The broker said the rise over $12 was impressive Monday morning, but he was more interested in what happened afterwards. “While we traded well over $12 on the day, I think the key was the fact that the market was unable to close above that price level. We came close to getting up to the old high at $12.209, but didn’t quite get there. So, we’ll see if we hit another trading zone or whether we chop back and forth a bit. Our momentum guide indicators keep making less than impressive moves when we make these runs up, so I am still marginally bearish on things here. Now if we break through $12.210, then I’d probably have to be on the long side of things.”

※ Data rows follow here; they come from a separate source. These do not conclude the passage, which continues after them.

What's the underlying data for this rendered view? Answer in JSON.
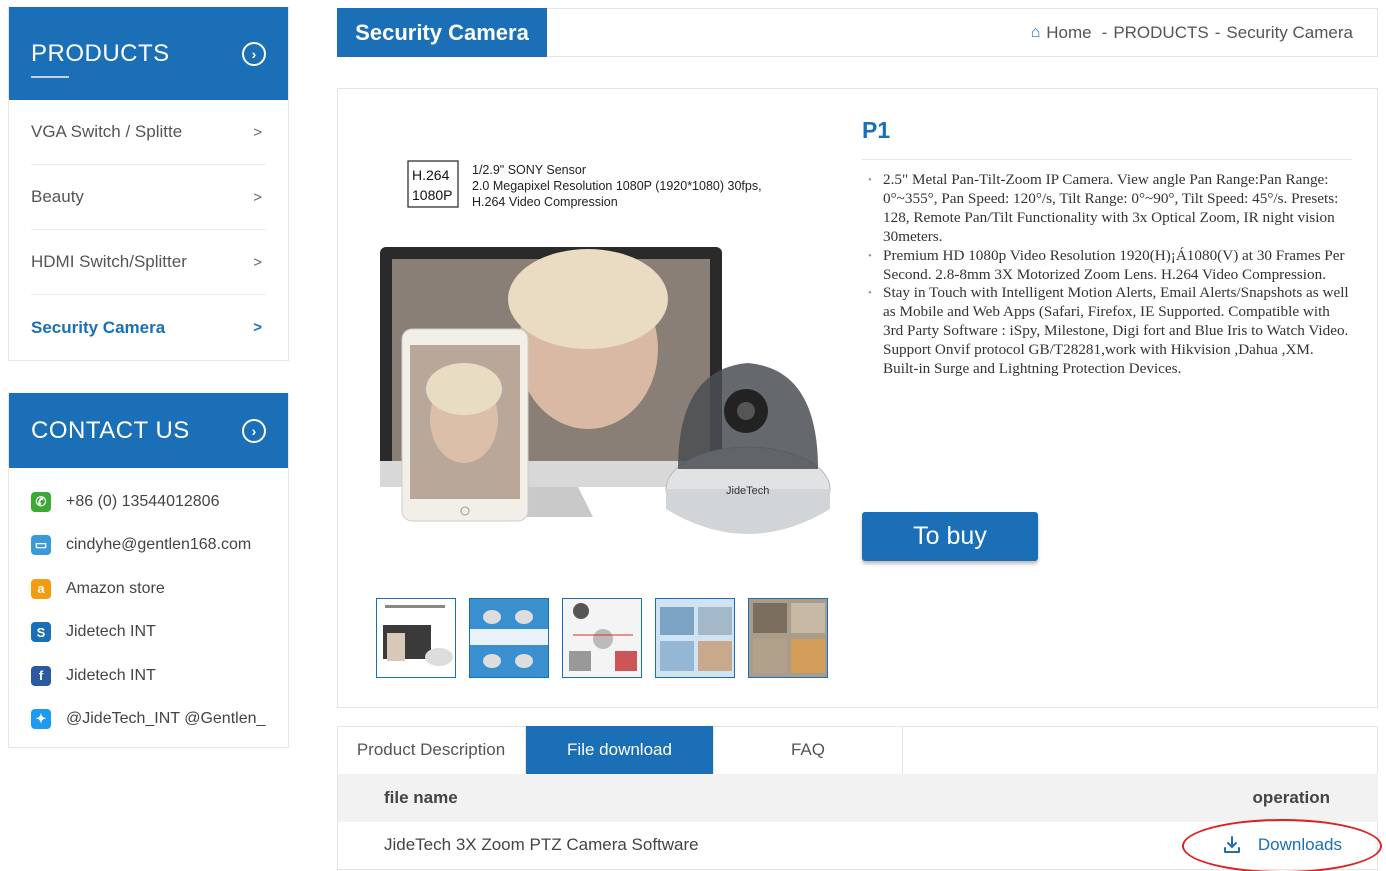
{
  "sidebar": {
    "products_title": "PRODUCTS",
    "products": [
      {
        "label": "VGA Switch / Splitte",
        "arrow": ">"
      },
      {
        "label": "Beauty",
        "arrow": ">"
      },
      {
        "label": "HDMI Switch/Splitter",
        "arrow": ">"
      },
      {
        "label": "Security Camera",
        "arrow": ">"
      }
    ],
    "contact_title": "CONTACT US",
    "contacts": [
      {
        "icon": "phone-icon",
        "color": "#3aaa35",
        "glyph": "✆",
        "text": "+86 (0) 13544012806"
      },
      {
        "icon": "email-icon",
        "color": "#3a9ad9",
        "glyph": "▭",
        "text": "cindyhe@gentlen168.com"
      },
      {
        "icon": "amazon-icon",
        "color": "#f39c12",
        "glyph": "a",
        "text": "Amazon store"
      },
      {
        "icon": "skype-icon",
        "color": "#1a6fb6",
        "glyph": "S",
        "text": "Jidetech INT"
      },
      {
        "icon": "facebook-icon",
        "color": "#2c5aa0",
        "glyph": "f",
        "text": "Jidetech INT"
      },
      {
        "icon": "twitter-icon",
        "color": "#1d9bf0",
        "glyph": "✦",
        "text": "@JideTech_INT @Gentlen_("
      }
    ]
  },
  "header": {
    "category_tag": "Security Camera",
    "breadcrumb": {
      "home": "Home",
      "sep": "-",
      "level1": "PRODUCTS",
      "level2": "Security Camera"
    }
  },
  "product": {
    "name": "P1",
    "image_caption": {
      "badge_line1": "H.264",
      "badge_line2": "1080P",
      "spec1": "1/2.9\" SONY Sensor",
      "spec2": "2.0 Megapixel Resolution 1080P (1920*1080) 30fps,",
      "spec3": "H.264 Video Compression",
      "camera_brand": "JideTech"
    },
    "bullets": [
      "2.5\" Metal Pan-Tilt-Zoom IP Camera. View angle Pan Range:Pan Range: 0°~355°, Pan Speed: 120°/s, Tilt Range: 0°~90°, Tilt Speed: 45°/s. Presets: 128, Remote Pan/Tilt Functionality with 3x Optical Zoom, IR night vision 30meters.",
      "Premium HD 1080p Video Resolution 1920(H)¡Á1080(V) at 30 Frames Per Second. 2.8-8mm 3X Motorized Zoom Lens. H.264 Video Compression.",
      "Stay in Touch with Intelligent Motion Alerts, Email Alerts/Snapshots as well as Mobile and Web Apps (Safari, Firefox, IE Supported. Compatible with 3rd Party Software : iSpy, Milestone, Digi fort and Blue Iris to Watch Video. Support Onvif protocol GB/T28281,work with Hikvision ,Dahua ,XM. Built-in Surge and Lightning Protection Devices."
    ],
    "buy_label": "To buy"
  },
  "tabs": [
    {
      "label": "Product Description"
    },
    {
      "label": "File download"
    },
    {
      "label": "FAQ"
    }
  ],
  "downloads": {
    "col_file": "file name",
    "col_op": "operation",
    "rows": [
      {
        "file": "JideTech 3X Zoom PTZ Camera Software",
        "action": "Downloads"
      }
    ]
  },
  "colors": {
    "accent": "#1a6fb6",
    "highlight": "#e02020"
  }
}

Some top traders are getting ready for summer weather and tropical activity (see related story). “Looking forward we look for volatility and trading activity to start to pick up in the next couple weeks. This weekend was the official kickoff of the hurricane season and the beginning of the cooling season,” said Mike DeVooght, president of DEVO Capital Management, a Colorado-based trading and risk management firm. DeVooght recommends holding on to current positions and said he will be keeping a sharp eye on weather developments.

For trading accounts he recommends holding a short October/long January spread at 70 to 75 cents, and end-users are counseled to stand aside. Producers and physical market longs should “continue to hold a July-October $11.500 put strip established at 75 cents,” he said in a morning note to clients.